HC Deb 26 November 1937 vol 329 cc1571-2W
Mr. Groves

asked the Home Secretary whether, in connection with air-raid precautions and the measures now being adopted, he is considering the necessity for the installation of poison-gas filtration apparatus for the introduction of purified air into gas-proofed rooms or chambers or decontamination centres for the general protection of the occupants, and particularly for the protection against poison gas of the aged, invalids, children, and foodstuffs, and for the protection of governmental, civil, and council servants whilst engaged in their duties during air-raids, the execution of which might be hampered by the wearing of gas masks; and whether any such suitable apparatus has been brought to the notice of the Department concerned and is being considered?

Mr. Lloyd

The installation of mechanical ventilation in gas-proofed accommodation is normally only considered necessary—

  1. (a) where the number of persons accommodated is greater than will permit of an allowance of 75 square feet 1572 of surface area (floor, ceiling and walls) per person; and
  2. (b) where the exacting nature of the work which is being carried on makes special ventilation essential.

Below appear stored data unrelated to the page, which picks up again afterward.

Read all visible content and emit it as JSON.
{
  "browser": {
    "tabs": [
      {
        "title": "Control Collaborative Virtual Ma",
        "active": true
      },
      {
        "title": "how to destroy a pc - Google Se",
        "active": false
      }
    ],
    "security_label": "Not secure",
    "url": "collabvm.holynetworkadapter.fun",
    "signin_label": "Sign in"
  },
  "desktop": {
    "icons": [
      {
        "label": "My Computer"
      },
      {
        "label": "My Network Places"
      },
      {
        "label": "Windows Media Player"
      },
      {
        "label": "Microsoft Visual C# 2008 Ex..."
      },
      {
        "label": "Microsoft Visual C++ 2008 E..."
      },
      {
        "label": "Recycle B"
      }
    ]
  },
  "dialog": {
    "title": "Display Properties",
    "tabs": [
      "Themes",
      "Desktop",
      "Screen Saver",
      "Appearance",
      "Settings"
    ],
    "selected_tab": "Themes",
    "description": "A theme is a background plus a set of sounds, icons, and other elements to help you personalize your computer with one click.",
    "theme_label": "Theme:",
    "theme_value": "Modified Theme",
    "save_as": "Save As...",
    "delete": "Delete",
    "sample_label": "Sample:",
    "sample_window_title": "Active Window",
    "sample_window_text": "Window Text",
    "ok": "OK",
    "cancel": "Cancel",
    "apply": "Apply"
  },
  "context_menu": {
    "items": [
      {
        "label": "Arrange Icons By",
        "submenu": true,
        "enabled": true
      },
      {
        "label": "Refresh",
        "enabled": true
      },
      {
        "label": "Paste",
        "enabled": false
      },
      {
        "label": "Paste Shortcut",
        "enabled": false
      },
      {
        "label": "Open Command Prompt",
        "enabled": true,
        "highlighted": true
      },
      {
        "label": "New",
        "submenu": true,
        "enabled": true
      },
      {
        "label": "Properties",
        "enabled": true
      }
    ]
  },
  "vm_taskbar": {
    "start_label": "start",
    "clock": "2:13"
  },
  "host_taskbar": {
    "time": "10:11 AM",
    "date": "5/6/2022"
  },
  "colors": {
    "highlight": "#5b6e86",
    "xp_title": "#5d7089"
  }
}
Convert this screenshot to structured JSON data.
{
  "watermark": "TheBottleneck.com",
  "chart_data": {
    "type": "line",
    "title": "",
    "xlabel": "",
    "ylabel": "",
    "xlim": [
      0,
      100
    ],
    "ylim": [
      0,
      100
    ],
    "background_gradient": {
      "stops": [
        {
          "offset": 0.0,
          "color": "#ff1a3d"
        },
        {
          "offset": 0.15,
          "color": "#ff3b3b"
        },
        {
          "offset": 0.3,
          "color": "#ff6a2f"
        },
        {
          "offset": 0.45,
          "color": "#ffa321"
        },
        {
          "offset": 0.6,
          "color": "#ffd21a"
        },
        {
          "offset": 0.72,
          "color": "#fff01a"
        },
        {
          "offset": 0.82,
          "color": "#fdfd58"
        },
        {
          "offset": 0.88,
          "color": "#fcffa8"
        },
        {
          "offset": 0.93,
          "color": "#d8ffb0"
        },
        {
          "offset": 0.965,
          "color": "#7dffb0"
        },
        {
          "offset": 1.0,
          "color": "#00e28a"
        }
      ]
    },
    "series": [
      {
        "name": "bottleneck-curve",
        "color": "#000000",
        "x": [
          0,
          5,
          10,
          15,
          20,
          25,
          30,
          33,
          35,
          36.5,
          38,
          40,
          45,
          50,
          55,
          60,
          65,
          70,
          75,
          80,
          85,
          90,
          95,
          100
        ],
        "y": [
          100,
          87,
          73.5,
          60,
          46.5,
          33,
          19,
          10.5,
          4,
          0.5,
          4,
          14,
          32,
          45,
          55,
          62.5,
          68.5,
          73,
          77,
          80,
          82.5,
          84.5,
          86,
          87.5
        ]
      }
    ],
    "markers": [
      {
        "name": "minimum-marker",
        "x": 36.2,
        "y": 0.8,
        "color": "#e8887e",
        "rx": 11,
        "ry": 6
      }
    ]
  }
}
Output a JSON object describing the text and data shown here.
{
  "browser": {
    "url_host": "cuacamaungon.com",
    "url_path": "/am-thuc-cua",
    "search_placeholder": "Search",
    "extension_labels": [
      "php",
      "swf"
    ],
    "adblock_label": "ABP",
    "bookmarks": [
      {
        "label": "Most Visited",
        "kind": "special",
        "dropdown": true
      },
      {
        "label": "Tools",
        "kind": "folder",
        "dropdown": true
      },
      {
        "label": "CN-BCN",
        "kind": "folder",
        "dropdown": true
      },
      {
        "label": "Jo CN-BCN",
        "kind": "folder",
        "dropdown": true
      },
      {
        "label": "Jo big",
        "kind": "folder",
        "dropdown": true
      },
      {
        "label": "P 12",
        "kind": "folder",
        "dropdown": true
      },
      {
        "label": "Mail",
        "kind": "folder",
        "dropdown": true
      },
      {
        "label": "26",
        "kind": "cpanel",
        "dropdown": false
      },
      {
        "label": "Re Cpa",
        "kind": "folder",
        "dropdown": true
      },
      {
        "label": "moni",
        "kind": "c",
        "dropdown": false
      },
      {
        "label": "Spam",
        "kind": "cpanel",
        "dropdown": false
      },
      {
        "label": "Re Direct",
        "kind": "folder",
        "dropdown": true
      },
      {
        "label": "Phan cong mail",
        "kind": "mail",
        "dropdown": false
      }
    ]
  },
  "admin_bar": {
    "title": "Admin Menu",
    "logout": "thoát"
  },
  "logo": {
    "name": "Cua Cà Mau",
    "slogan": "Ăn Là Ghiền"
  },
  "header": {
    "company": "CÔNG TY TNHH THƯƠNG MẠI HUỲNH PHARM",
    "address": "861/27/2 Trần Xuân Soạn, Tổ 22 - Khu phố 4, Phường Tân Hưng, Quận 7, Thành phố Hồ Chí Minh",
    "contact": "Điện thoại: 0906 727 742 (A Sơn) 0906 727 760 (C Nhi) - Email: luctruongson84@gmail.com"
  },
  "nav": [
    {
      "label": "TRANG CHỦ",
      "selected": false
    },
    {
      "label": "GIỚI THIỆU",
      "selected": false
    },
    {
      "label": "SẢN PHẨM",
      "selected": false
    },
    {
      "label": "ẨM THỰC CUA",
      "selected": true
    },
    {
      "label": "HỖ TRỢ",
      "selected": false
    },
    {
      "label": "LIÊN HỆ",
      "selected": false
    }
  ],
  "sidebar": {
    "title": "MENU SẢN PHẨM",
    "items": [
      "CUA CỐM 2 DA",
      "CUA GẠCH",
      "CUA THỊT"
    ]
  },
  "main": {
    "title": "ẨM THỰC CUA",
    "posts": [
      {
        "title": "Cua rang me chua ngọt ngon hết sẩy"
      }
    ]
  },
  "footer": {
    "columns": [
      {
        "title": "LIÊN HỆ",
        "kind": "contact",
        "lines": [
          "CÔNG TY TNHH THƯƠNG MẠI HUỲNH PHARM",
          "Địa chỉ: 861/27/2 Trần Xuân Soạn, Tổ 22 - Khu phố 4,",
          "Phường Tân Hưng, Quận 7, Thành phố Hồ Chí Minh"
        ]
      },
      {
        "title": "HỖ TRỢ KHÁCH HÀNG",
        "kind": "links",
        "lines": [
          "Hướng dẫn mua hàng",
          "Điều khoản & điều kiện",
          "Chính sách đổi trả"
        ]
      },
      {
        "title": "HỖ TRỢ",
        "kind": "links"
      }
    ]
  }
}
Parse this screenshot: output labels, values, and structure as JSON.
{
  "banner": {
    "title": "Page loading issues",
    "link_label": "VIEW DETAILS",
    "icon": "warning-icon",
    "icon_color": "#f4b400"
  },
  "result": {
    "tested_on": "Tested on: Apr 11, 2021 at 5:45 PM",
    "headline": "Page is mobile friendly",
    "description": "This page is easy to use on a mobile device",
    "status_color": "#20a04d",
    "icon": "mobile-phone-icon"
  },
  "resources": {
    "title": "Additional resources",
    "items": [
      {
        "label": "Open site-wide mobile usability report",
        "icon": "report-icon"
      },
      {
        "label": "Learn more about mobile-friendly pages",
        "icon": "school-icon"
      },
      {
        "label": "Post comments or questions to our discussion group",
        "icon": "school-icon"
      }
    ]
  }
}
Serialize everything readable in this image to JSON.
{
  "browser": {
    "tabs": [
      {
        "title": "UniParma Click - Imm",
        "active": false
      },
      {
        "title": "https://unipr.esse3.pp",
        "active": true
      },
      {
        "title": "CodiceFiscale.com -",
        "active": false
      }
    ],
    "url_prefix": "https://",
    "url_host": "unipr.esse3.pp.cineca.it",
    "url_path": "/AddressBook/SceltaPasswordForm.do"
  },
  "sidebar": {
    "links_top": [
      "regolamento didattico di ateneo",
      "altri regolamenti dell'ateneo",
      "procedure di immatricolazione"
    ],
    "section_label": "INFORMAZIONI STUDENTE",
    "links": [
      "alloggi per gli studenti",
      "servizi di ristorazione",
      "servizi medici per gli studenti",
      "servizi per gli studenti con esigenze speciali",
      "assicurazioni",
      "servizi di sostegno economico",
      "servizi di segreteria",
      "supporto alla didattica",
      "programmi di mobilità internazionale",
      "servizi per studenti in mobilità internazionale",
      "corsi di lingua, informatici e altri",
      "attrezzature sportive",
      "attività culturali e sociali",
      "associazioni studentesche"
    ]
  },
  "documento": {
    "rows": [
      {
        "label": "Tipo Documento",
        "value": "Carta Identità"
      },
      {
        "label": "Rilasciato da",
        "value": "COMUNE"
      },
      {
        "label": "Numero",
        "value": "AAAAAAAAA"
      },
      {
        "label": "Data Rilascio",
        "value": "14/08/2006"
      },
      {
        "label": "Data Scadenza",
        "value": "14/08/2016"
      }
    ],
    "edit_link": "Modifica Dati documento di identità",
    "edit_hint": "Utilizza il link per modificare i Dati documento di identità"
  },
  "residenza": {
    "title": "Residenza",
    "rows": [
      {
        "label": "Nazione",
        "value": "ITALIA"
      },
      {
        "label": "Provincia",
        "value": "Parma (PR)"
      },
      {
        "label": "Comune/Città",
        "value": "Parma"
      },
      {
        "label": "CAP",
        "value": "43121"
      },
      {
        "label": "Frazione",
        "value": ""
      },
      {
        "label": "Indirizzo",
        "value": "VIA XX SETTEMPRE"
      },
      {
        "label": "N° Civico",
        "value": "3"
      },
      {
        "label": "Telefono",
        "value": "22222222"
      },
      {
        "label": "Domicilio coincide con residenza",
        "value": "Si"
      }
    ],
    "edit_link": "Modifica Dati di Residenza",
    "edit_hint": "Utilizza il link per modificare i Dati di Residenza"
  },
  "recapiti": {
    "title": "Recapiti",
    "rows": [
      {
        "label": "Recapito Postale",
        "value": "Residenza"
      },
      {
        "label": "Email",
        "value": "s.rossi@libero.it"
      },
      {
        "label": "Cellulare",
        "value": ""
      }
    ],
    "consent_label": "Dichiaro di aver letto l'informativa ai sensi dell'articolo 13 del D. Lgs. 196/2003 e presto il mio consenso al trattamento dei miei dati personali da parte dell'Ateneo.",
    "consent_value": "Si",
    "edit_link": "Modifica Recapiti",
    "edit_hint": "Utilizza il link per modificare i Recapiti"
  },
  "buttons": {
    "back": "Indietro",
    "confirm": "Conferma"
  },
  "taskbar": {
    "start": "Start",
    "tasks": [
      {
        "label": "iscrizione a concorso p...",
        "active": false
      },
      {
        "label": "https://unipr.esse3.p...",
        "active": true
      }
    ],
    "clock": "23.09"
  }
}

Except in these circumstances, the usual methods of gas-proofing without mechanical ventilation are considered to afford adequate protection against gas. A procedure exists whereby private manufacturers may be licensed to affix to filtration plants of their own design a Home Office mark certifying that the apparatus has been tested and conforms to a standard specification of performance. Two such designs are under investigation.